ENNA - “Tra i nostri sequestratori nessuno parlava l’italiano”. Lo ha detto Filippo Calcagno, uno degli ostaggi italiani in Libia, commentando le parole di Rosalba Castro, la vedova di Salvatore Failla che ieri aveva detto, nel corso di una conferenza stampa che uno dei sequestratori che l’aveva chiamata al telefono parlava l’italiano.

Calcagno ha spiegato: “Ho sentito la registrazione di Failla fatta ascoltare ieri dalla moglie. Le cose sono andate così, il racconto non si allontana dalla realtà, dall’incubo che abbiamo vissuto. Loro ci avevano chiesto un numero di cellulare di tutti nostri familiari. Io non ricordavo a memoria il numero dei cellulari di mia moglie e dei miei figli, e gli dissi che l’unico numero che potevo dare era quello fisso di casa e lo presero. Ce li hanno estorti”.

E sui sequestratori ribadisce:Tra i sequestratori non c’era chi parlava in italiano. Ci dissero attraverso Salvo Failla, che era l’unico che capiva il francese, che loro non parlavano neppure tanto bene, di stare attenti e di non dire altre cose se non quelle cose che venivano suggerite”.

E sul ritrovamento di un passaporto nel covo, dice: “Quello che hanno trovato nel covo dove eravamo non lo so, abbiamo cambiato luogo solo il 28 novembre”.

“Noi avevamo avuto la sensazione che ci fosse una trattativa in corso con i sequestratori.
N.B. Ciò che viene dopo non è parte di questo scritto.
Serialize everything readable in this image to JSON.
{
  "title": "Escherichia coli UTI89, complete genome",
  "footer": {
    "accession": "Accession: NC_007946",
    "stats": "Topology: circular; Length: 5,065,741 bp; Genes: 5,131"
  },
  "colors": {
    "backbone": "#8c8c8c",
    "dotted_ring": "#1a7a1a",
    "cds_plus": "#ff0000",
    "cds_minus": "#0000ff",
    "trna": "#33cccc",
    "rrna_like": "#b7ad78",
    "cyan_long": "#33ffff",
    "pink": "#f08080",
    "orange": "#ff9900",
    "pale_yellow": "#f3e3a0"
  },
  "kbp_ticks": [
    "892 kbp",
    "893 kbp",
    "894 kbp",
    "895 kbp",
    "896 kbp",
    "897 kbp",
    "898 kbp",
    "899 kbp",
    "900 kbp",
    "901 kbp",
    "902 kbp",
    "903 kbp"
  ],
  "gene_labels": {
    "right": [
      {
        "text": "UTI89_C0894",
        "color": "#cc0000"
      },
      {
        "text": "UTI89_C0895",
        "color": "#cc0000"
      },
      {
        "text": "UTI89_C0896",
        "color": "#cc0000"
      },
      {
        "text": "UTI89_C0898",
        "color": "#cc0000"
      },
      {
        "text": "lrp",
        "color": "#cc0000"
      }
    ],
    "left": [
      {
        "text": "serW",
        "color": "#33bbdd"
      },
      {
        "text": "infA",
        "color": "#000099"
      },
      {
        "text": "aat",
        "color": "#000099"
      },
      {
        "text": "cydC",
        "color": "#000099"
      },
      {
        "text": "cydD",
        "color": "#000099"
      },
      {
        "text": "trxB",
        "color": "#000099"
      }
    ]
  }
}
Lo notavamo anche dall’atteggiamento dei nostri sequestratori”. Lo ha detto Filippo Calcagno, uno degli ostaggi italiani liberati, intervenendo a Radio anch’io.

“Speravamo tanto che ci fosse una trattativa – spiega -. Ce ne accorgevamo anche dai trattamenti. Quando i sequestratori non avevano contatti, loro venivano e si sfogavano con noi. Ci davano anche botte. Quando, invece, c’erano i contatti, erano più calmi”. Poi racconta di avere appreso della morte dei due connazionali solo “domenica mattina, quando siamo arrivati in Italia”.

“Non sapevamo che fosse accaduto a Salvo (Failla ndr) e Fausto (Piano ndr), ce lo hanno detto al nostro arrivo a Roma. E ora apprendo altre cose, nuove”, conclude.